Korematsu Center lends support to fight against racist football team name

February 12, 2016

In a powerfully written call for racial justice, the Korematsu Center for Law and Equality has filed an amicus brief to support five Native American activists who are challenging a federal trademark for Washington, D.C.'s football team.

Joining the brief were the National Native American Bar Association, the National Asian Pacific American Bar Association, the Native Hawaiian Bar Association, and the California Indian Law Association, working with Seattle-based law firm Perkins Coie as counsel. (Download and read the brief here.)

The team's name is a disparaging slur for Native Americans. The case, Pro-Football, Inc. v. Blackhorse, is a challenge by the corporate owner of the Washington R--skins to overturn the cancellation of federal registration of several of their trademarks.

"Race still matters in this country," the Korematsu Center brief reads. Even though slavery and Jim Crow laws seem to be in the distant past, "the vestiges of racism are all around us.
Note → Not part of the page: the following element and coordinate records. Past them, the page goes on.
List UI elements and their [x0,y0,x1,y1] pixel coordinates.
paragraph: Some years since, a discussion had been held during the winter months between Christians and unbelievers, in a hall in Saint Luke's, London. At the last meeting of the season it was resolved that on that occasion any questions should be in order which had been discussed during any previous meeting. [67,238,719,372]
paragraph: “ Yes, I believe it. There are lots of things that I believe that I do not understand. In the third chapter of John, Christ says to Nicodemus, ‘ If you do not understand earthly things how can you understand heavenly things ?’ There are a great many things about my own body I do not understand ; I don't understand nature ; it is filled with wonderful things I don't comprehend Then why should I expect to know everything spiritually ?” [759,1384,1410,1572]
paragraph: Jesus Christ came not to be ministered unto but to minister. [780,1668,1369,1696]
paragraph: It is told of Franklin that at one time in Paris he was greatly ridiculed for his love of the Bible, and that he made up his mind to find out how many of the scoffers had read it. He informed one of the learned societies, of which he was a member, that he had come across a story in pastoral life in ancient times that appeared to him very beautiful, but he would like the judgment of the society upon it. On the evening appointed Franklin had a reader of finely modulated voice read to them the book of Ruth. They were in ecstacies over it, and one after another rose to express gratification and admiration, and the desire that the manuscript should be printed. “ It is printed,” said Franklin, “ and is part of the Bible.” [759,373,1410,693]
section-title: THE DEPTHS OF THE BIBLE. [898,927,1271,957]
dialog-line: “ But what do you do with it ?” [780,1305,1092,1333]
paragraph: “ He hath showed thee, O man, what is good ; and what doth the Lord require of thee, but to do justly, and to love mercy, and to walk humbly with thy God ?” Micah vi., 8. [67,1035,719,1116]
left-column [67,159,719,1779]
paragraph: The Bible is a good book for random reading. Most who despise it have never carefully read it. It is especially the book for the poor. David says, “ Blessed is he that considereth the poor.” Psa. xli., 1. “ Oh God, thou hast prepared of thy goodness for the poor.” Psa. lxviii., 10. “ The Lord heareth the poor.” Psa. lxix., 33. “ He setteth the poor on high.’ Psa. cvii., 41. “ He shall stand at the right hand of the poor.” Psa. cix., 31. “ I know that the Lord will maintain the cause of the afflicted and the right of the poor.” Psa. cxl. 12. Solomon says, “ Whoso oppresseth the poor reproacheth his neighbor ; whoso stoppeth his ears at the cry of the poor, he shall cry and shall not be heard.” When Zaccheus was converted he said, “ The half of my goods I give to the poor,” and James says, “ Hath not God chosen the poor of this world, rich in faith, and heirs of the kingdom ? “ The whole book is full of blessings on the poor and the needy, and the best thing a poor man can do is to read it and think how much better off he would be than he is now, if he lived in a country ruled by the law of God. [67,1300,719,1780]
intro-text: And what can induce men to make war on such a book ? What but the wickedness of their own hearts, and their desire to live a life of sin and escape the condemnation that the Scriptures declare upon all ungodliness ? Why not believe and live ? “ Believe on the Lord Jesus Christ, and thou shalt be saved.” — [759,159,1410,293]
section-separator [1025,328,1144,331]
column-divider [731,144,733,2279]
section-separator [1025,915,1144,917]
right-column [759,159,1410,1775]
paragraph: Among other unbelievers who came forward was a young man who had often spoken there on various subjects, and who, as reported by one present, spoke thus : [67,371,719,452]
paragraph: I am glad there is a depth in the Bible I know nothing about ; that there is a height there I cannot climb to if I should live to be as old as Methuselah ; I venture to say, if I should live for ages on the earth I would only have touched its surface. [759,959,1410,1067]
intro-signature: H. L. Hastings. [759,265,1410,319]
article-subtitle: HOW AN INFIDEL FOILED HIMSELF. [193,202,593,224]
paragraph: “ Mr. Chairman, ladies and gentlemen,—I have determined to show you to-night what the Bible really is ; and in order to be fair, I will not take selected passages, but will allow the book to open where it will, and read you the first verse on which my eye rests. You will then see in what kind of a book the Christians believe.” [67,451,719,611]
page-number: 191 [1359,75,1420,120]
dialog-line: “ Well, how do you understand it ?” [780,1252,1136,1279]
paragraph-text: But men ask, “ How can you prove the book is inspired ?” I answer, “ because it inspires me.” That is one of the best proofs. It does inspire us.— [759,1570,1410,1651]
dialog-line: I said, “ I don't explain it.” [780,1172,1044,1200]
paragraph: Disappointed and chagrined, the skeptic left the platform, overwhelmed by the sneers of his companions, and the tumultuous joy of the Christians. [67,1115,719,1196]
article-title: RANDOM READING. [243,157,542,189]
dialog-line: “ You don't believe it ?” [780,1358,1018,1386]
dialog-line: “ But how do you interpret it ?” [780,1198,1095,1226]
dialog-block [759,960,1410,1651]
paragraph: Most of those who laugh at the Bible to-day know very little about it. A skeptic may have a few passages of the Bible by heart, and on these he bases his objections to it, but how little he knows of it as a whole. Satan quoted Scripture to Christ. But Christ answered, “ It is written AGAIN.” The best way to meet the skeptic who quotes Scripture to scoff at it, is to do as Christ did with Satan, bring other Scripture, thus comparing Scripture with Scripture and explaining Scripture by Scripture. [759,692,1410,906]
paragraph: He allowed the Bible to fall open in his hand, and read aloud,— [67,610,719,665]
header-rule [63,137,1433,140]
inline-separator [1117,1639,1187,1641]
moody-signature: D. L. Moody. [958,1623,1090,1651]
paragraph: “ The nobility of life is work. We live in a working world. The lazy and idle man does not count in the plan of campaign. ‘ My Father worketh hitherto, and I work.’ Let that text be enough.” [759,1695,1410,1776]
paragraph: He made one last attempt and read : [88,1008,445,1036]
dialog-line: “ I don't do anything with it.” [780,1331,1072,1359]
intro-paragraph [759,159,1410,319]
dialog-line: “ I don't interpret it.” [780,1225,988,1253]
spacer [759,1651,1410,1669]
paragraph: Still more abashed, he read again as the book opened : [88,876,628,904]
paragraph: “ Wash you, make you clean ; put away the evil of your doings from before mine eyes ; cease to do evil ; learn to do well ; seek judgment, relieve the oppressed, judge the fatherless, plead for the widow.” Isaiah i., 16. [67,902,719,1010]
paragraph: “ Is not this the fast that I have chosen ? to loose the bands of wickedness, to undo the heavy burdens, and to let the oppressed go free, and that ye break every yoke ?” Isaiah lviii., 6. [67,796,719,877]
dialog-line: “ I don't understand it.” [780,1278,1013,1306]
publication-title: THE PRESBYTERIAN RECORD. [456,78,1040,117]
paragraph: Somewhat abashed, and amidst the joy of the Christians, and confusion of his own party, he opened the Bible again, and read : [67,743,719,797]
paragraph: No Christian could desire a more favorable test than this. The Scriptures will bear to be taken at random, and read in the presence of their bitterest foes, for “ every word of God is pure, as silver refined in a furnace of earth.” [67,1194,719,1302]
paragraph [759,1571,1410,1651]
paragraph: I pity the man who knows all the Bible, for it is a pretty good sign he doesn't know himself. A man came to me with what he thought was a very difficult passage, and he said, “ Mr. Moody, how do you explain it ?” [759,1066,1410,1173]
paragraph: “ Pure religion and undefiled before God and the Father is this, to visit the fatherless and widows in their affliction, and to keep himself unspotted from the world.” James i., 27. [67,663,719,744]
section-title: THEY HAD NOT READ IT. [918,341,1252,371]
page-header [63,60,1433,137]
This case is just one example."

Amanda Blackhorse, a Navajo who lives in Arizona, and four other young Native Americans from Florida, Utah, and Oklahoma filed their petition with the U.S. Patent and Trademark Office in August 2006. Eight years later, the Trademark Trial and Appeal Board voted to cancel the team's six trademarks, agreeing that the term was racially disparaging. The team then challenged this decision by filing a lawsuit in the United States District Court for the Eastern District of Virginia. After losing there, the team appealed to the United States Court of Appeals for the Fourth Circuit in October 2015.

Robert ChangProfessor Robert Chang, executive director of the Korematsu Center, explained that trademark regulations stem from the Lanham Act, passed by the U.S. Congress in 1946. Section 2(a) of the Lanham Act permits the trademark office to cancel or deny registration of disparaging marks. 

Canceling the team's trademark wouldn't stop it from using the name, he said. But it would remove the tacit government approval that comes with a federal trademark. "The government shouldn't be viewed as promoting racial discrimination," he said.

Pro-Football, Inc. "can still sell hats, jerseys, helmets, and footballs bearing the emblem of a racist anachronism," according to the brief. "PFI has the right to use dehumanizing speech, and no one is trying to take away that right."

In July 2015, the Korematsu Center also filed an amicus brief arguing against trademark protection for a Portland-based Asian American dance band calling itself "The Slants." Though the band had the admirable goal of reclaiming a racial slur, Chang said a ruling in favor of the band could set a dangerous precedent for the Blackhorse case. 

Regardless of the outcome of this latest appeal, Chang said it is likely that this issue will eventually reach the U.S. Supreme Court.